Morgan’s aim was to combine the people managing the funds with the distribution, a move he saw as crucial for growth. However he was aware of the cultural incompatibility of BT’s entrepreneurial funds business – including its bonus structure – under a conservative retail banking environment. He had a second chance at picking up the business just three years later for a much more discounted $900m and combined it with the Rothschild wealth business he picked up earlier.
It soon became apparent that a partial listing of the funds management business was needed to offer an equity-based payment structure for employees. In 2007 Westpac launched a partial ASX listing of BT Funds, which also gave it the base to begin diversifying its business away from Australian equities. Over the following decade Westpac sold down its stake and no longer has any ownership ties to the funds manager; also there is some $12bn in Westpac’s BT Wealth funds under management.
Under the then chief Emilio Gonzalez (himself a former Perpetual chief investment officer), BT Funds supercharged its move into global equities in 2011 with the acquisition of London-based funds firm JO Hambro Capital for a little over $300m.
While Perpetual has long eyed its international-focused rival, it has struck at an opportunistic time. Pendal last year saw the retirement of the highly regarded Gonzalez after more than a decade with new chief executive Nick Good, a former State Street executive, who is based in Boston. At the same time Page took charge as chairman just two months ago, replacing the long-serving James Evans.
Return to confidence
Pendal shares suffered a bruising in January when it revealed it had suffered more than $6bn in outflows during the December quarter, including more than $5bn by two key UK clients. Pendal said it was a result of the clients restructuring their portfolios.

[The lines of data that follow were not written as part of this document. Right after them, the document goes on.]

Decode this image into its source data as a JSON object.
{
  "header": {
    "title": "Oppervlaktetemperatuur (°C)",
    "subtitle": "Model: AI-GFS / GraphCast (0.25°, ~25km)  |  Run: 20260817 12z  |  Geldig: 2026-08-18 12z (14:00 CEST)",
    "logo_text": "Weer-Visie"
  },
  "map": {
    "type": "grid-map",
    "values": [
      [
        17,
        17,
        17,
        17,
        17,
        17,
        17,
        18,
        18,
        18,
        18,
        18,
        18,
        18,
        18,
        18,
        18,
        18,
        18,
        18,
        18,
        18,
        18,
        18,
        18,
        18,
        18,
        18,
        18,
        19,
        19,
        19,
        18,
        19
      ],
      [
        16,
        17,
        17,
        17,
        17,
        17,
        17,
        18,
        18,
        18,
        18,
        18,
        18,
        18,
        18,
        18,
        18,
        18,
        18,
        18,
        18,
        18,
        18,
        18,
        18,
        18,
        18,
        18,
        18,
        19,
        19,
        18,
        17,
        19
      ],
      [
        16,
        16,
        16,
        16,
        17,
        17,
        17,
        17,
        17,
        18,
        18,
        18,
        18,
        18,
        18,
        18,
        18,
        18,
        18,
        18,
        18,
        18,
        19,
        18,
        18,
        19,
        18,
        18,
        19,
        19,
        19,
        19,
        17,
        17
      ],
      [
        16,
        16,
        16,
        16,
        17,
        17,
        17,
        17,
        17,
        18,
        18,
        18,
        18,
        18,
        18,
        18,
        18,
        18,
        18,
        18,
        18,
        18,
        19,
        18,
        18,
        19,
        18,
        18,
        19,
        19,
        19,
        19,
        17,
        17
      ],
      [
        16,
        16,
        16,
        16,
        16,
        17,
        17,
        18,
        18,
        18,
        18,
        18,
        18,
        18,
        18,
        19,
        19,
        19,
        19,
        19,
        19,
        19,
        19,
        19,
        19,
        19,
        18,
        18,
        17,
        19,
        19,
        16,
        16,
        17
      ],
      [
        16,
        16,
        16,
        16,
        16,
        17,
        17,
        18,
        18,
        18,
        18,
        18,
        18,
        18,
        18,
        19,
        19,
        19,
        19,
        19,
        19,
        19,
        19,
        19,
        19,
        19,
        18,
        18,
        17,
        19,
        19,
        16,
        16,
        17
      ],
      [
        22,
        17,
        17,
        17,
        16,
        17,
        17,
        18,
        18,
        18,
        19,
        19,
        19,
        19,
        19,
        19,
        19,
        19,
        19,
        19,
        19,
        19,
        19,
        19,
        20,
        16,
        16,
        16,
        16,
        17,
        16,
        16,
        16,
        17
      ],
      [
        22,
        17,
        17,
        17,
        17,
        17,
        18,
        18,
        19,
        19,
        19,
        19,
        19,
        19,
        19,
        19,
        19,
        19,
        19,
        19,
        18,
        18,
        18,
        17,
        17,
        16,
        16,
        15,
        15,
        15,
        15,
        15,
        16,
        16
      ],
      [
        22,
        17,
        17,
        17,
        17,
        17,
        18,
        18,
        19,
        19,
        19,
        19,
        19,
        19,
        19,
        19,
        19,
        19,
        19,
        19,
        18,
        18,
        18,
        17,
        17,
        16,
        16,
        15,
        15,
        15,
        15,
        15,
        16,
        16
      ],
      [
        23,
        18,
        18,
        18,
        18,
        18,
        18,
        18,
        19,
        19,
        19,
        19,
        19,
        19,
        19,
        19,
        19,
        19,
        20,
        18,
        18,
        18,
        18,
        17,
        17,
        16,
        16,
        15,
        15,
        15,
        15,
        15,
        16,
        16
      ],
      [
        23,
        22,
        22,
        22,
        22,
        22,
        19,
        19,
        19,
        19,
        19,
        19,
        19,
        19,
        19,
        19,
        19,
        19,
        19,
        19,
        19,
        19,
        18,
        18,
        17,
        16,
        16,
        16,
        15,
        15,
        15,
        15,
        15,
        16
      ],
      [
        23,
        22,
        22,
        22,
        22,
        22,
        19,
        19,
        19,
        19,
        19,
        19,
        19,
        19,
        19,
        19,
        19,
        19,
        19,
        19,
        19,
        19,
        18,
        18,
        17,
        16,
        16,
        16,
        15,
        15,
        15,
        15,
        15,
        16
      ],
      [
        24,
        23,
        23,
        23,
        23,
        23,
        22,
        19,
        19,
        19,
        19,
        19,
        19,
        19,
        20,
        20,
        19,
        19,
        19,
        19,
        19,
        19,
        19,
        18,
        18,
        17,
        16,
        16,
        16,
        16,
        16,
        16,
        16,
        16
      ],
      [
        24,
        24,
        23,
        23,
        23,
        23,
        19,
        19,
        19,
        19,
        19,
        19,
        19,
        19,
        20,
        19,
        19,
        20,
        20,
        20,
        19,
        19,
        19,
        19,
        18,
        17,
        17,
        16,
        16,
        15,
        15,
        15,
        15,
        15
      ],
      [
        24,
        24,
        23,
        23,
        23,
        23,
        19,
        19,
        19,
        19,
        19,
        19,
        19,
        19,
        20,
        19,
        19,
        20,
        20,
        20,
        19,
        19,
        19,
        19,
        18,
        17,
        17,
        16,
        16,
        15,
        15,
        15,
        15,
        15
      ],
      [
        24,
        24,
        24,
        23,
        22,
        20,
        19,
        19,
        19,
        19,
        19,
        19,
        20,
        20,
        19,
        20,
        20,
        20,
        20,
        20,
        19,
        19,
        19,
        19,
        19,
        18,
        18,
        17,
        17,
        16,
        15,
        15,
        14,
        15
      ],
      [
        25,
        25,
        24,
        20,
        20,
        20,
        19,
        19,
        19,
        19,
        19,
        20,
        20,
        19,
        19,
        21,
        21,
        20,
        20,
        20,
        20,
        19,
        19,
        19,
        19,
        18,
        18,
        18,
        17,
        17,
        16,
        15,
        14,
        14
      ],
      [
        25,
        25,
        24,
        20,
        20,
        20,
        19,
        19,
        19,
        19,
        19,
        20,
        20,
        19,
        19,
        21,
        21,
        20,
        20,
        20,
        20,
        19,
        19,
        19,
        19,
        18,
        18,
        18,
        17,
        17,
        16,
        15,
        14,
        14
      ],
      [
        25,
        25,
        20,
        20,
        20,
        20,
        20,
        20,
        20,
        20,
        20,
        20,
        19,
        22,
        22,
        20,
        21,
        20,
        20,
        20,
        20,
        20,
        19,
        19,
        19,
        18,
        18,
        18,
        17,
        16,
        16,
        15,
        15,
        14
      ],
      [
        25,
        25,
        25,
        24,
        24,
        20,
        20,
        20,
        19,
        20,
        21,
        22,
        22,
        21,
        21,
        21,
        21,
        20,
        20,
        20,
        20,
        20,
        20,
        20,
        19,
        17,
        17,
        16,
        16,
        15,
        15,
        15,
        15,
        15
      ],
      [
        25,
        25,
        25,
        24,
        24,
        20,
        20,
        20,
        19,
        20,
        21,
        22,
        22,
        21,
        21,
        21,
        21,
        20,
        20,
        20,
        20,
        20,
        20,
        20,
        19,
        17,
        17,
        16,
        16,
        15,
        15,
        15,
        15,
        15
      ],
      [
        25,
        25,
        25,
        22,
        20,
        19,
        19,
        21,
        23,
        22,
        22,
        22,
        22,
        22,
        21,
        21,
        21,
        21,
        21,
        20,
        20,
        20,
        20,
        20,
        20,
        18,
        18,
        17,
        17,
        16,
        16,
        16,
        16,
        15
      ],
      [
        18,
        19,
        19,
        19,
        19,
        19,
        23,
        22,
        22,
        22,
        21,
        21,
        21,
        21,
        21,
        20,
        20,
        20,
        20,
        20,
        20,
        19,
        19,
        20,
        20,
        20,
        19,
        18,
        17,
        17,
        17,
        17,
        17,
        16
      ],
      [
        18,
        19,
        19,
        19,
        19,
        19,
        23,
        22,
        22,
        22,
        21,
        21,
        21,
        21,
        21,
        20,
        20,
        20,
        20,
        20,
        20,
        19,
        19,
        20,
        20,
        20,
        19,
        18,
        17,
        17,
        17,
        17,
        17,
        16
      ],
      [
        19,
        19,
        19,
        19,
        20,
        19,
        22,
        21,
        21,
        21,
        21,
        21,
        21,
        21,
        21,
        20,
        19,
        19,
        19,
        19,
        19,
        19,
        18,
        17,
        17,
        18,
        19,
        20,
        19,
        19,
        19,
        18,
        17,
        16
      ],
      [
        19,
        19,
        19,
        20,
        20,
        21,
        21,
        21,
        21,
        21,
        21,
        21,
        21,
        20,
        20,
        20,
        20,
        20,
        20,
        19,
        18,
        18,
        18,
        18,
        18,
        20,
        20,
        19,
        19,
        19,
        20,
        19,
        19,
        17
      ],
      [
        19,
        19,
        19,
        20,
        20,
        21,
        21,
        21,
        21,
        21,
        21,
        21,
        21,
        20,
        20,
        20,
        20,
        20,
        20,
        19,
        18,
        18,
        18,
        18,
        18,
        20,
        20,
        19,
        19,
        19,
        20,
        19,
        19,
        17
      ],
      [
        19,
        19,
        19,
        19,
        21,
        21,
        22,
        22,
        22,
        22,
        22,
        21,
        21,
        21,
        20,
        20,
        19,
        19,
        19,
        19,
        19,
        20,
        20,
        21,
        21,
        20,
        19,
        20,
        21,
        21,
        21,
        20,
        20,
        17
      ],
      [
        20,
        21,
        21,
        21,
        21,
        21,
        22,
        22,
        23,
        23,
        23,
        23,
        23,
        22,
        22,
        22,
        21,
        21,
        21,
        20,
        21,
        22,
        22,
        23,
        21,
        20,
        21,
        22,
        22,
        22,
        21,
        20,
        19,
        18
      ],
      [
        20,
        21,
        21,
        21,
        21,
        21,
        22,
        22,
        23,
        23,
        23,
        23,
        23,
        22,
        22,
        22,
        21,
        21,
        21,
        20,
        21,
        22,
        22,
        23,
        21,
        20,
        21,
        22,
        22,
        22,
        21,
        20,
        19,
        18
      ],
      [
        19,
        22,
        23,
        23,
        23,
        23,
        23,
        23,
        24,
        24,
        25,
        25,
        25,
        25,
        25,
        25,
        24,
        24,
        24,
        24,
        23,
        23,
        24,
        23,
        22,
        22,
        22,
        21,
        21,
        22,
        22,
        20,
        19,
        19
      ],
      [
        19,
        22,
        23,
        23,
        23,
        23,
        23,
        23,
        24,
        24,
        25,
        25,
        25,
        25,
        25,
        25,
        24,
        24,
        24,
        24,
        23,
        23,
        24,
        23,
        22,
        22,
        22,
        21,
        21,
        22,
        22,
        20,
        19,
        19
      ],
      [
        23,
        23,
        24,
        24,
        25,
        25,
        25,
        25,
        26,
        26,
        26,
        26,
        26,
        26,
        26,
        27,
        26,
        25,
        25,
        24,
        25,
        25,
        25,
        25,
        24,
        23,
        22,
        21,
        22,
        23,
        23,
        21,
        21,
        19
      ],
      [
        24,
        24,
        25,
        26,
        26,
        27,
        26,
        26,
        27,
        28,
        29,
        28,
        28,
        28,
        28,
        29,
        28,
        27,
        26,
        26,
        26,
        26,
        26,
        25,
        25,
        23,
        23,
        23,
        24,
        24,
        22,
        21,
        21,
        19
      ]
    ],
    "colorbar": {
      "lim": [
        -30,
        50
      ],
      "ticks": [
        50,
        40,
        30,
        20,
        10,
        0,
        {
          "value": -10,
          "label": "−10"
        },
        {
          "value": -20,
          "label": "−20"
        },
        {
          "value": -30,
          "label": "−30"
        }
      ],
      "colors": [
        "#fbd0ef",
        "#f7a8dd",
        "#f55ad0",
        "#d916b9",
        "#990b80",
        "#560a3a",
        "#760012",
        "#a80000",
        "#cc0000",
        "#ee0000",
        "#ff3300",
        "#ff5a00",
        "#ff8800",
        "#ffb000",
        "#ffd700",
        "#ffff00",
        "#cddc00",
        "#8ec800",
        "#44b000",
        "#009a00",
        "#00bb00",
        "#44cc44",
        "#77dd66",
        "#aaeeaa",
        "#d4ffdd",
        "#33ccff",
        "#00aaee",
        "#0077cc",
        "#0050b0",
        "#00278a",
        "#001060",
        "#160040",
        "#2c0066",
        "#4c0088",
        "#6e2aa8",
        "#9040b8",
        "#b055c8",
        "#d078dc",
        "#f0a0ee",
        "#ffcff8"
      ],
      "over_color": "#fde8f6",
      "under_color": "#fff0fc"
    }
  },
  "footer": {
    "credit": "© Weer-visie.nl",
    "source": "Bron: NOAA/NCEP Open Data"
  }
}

The move also signals a return to confidence for Perpetual, which before Adams taking charge had years of drifting funds performance and a series of missed management bets on international equities. The well-timed move on Boston-based ESG investor Trillium Asset Management helped Perpetual capture the global wave of green funds looking for a home. It has exploited this to capture new fund inflows, while the ESG focus has helped it attract a share price premium. Perpetual also has diversified its income strongly away from asset management including recovering corporate trust and a private wealth business.
Adams two years ago paid $465m for 75 per cent of Dallas-based global fund manager Barrow Handley, giving it capability in US equities and funds under management of more than $60bn across key equities.
The challenge for Adams if any future deal moves ahead is Pendal itself has grown through a series of acquisitions which makes integration harder to pull off. And while Perpetual is debt free he would have to borrow to fund the $650m cash component of the deal.
The planned merger comes at a time when asset managers are deeply unloved, trading on most measures at a more than 40 per cent discount to the broader market. According to Credit Suisse numbers, this is among the lowest levels in more than 15 years as the bull market in shares of recent years cools.
Perpetual has long seen global equities as providing the competitive edge in the intensely competitive Australian market. Domestic pure play fund managers have been doing it tough particularly as industry super funds have been building up their own in-house management teams. At the same time ETFs and boutique funds have been chipping away at funds under management.
In recent days Regal Funds founder Phil King said he remained a believer in the listed funds management model with the ability for a fund manager to have listed equity “a great opportunity to incentivise, retain and attract staff”.
King said he had been thinking about listing his business for more than a decade, and now the right opportunity had come up through a merger with the listed VGI.